Vitellius hoorde het dak van het belendende gebouw daveren onder de voeten van de soldaten. Ze hoefden alleen de trap nog maar te nemen naar het dak waar hij stond. Hij kon het zwaard niet loslaten want dan zou Matilda te pletter vallen in de steeg. De soldaten namen de trap niet. Vlak na elkaar klonken twee enorme dreunen en vanuit zijn linkerooghoek zag Vitellius de twee soldaten op hem afrennen. Tegelijk zag hij dat Matilda nog op het laatste stuk van de ladder zat en hij hield zijn zwaard tussen de dakrand en de ladder.
Het zwaard van één van de soldaten suisde door de lucht en het zou hem vol op de schouder geraakt hebben als Vitellius niet in actie was gekomen. Maar terwijl zijn rechterhand met zijn zwaard de ladder tegenhield, had hij met zijn linkerhand de twee planken van de titula van het dak gegrist en daarmee deelde hij een fikse klap uit tegen het lemmet van het zwaard dat op zijn schouder afkwam. Het zwaard van de soldaat viel kletterend op het dak. Met een verwensing op zijn lippen bukte de soldaat zich om zijn zwaard op te rapen. Op dat moment hoorde Vitellius een schreeuw van Malchus van de overkant:
‘Vitellius, laat maar los! Ze is er!’
Direct hief Vitellius zijn zwaard omhoog om de volgende klap af te weren.
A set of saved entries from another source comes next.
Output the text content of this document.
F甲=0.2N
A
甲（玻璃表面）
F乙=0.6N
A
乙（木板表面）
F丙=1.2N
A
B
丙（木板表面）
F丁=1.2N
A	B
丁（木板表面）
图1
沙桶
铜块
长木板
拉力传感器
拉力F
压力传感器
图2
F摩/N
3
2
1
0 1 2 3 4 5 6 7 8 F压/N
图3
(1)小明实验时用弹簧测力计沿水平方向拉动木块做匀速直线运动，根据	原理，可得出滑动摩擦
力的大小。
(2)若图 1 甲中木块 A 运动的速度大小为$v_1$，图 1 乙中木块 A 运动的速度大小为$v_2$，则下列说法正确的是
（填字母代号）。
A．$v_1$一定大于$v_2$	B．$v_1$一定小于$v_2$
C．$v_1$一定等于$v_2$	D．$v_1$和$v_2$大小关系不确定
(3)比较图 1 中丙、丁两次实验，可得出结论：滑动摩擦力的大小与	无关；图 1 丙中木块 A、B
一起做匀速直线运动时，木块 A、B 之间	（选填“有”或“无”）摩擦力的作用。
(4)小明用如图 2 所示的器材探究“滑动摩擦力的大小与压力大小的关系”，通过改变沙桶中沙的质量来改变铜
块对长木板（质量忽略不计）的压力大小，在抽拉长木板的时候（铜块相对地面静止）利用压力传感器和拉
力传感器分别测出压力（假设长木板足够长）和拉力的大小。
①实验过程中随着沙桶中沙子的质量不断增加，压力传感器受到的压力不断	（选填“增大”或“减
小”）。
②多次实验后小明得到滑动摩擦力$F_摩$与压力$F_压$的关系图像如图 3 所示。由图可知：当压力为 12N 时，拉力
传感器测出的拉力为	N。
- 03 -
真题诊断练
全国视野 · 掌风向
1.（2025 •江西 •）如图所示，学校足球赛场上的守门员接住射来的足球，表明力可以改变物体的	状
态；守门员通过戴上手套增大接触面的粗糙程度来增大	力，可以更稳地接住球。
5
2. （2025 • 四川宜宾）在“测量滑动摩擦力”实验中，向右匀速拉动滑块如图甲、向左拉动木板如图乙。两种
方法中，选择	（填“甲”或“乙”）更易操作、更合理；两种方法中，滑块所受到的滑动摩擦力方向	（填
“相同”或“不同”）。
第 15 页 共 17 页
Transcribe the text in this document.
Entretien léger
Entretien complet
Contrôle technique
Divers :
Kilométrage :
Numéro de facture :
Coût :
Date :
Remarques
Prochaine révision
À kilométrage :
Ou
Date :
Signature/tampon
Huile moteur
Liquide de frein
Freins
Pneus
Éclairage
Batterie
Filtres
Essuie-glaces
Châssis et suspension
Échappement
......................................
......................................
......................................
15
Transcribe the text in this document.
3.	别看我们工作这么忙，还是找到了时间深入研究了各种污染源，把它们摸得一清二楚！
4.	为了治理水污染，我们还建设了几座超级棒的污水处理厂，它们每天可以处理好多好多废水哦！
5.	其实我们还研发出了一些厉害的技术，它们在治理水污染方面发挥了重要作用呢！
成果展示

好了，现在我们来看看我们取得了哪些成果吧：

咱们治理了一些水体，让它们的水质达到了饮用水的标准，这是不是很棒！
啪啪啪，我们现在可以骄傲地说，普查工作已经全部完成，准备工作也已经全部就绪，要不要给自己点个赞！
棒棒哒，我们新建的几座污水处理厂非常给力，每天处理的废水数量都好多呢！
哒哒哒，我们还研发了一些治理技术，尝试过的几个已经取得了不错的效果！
Die kwam van de tweede soldaat maar Vitellius pareerde zijn stoot en de soldaat verloor bijna zijn evenwicht. Vitellius hoorde de ladder op de keien van de steeg smakken. De soldaat van wie het zwaard was gevallen, had het intussen opgeraapt en maakte zich klaar voor een volgende aanval. Door heen en weer te zwiepen met zijn zwaard probeerde hij indruk te maken op Vitellius. De volgende stoot, die hij wilde uitdelen was erg doorzichtig en Vitellius had geen enkel probleem met het afweren van het zwaard. De andere soldaat begon ook weer met zijn zwaard te zwaaien en samen stonden ze grijnzend tegenover Vitellius.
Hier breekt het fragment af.